Signals that would invalidate these predictions
Intellectual honesty requires stating what would make me wrong. I’d substantially revise DIRECT if:
- LLM providers converged on a non-licensed data model (e.g., regulatory mandate for open access), collapsing the data-licensing revenue line I’m betting on.
- Google released a directory product that commoditised verification as a free feature — functionally impossible to compete with at the SMB tier.
- SMB willingness-to-pay for verified leads collapsed, suggesting the pay-per-lead model is a plateau rather than a trajectory.
- A major antitrust action unbundled Google Business Profile from Search, redistributing local directory traffic in ways the framework doesn’t model.
Any two of these would require a serious rewrite. One of them — the Google unbundling scenario — I’d actually welcome, because it would restore a more pluralistic directory ecosystem. The others are risks I’m hedging against by keeping the framework modular rather than monolithic.
Quick tip: When you apply DIRECT to your own directory, write down the three signals that would most strongly invalidate your conclusions — and set a calendar reminder to check them every six months. Forecasts that don’t name their breaking points aren’t forecasts; they’re wishes.

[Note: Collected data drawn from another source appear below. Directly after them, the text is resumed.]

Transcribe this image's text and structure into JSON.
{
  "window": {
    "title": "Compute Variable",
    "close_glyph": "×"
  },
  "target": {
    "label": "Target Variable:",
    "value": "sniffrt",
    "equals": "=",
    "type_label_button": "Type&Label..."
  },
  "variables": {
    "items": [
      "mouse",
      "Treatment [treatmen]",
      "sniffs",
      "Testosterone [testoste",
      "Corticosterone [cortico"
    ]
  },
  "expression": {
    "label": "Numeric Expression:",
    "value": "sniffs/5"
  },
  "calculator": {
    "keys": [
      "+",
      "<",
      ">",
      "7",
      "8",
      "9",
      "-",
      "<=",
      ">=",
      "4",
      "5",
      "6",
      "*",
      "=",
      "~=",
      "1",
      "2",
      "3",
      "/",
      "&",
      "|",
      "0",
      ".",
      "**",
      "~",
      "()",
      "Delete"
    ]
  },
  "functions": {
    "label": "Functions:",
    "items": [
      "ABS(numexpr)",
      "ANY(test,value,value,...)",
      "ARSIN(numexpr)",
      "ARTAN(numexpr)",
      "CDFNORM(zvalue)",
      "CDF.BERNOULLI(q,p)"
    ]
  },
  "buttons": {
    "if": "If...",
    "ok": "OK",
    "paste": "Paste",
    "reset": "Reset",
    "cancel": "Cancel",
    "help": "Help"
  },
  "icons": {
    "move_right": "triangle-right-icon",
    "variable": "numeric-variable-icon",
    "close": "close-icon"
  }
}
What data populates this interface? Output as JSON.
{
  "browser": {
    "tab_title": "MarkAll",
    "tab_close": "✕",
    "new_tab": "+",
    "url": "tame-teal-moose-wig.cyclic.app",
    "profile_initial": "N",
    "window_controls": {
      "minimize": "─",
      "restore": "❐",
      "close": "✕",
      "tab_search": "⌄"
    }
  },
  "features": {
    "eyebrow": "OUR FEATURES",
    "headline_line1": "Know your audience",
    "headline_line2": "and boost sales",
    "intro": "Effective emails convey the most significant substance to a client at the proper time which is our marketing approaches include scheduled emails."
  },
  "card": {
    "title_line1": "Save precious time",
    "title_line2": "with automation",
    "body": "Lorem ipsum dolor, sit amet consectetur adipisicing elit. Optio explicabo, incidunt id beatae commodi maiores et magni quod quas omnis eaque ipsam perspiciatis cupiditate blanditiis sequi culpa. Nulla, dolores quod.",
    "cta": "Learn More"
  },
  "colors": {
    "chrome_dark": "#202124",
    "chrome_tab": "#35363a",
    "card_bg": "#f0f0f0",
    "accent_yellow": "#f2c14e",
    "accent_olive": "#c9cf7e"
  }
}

Did you know? The Almanac notes that “we don’t think of a decade as ending in ‘1’ or as the ‘ninety-ones'” (Almanac.com). Whether you count the next decade as 2025–2034 or 2031–2040 is less important than picking a horizon and sticking to it — directories built on rolling five-year plans consistently outperform those built on calendar-anchored ones in my analyses.
The next ten years will separate directories that acted like publishers from directories that acted like data infrastructure. The publishers — optimising page layouts, chasing SEO tweaks, renewing annual subscriptions — will spend the decade defending a shrinking territory. The infrastructure operators will be repricing verification, licensing structured data, capturing transactions, and quietly becoming the substrate that agents, apps, and humans all query against.
If you run or invest in a directory, the question I’d leave you with is this: map your current revenue onto the six DIRECT forces and see which ones you’re actually monetising. If the answer is “mostly listings and ads,” you have roughly 24 months before the economics force the conversation. Start it now, while you still have the optionality to choose your pivot — rather than having the market choose it for you.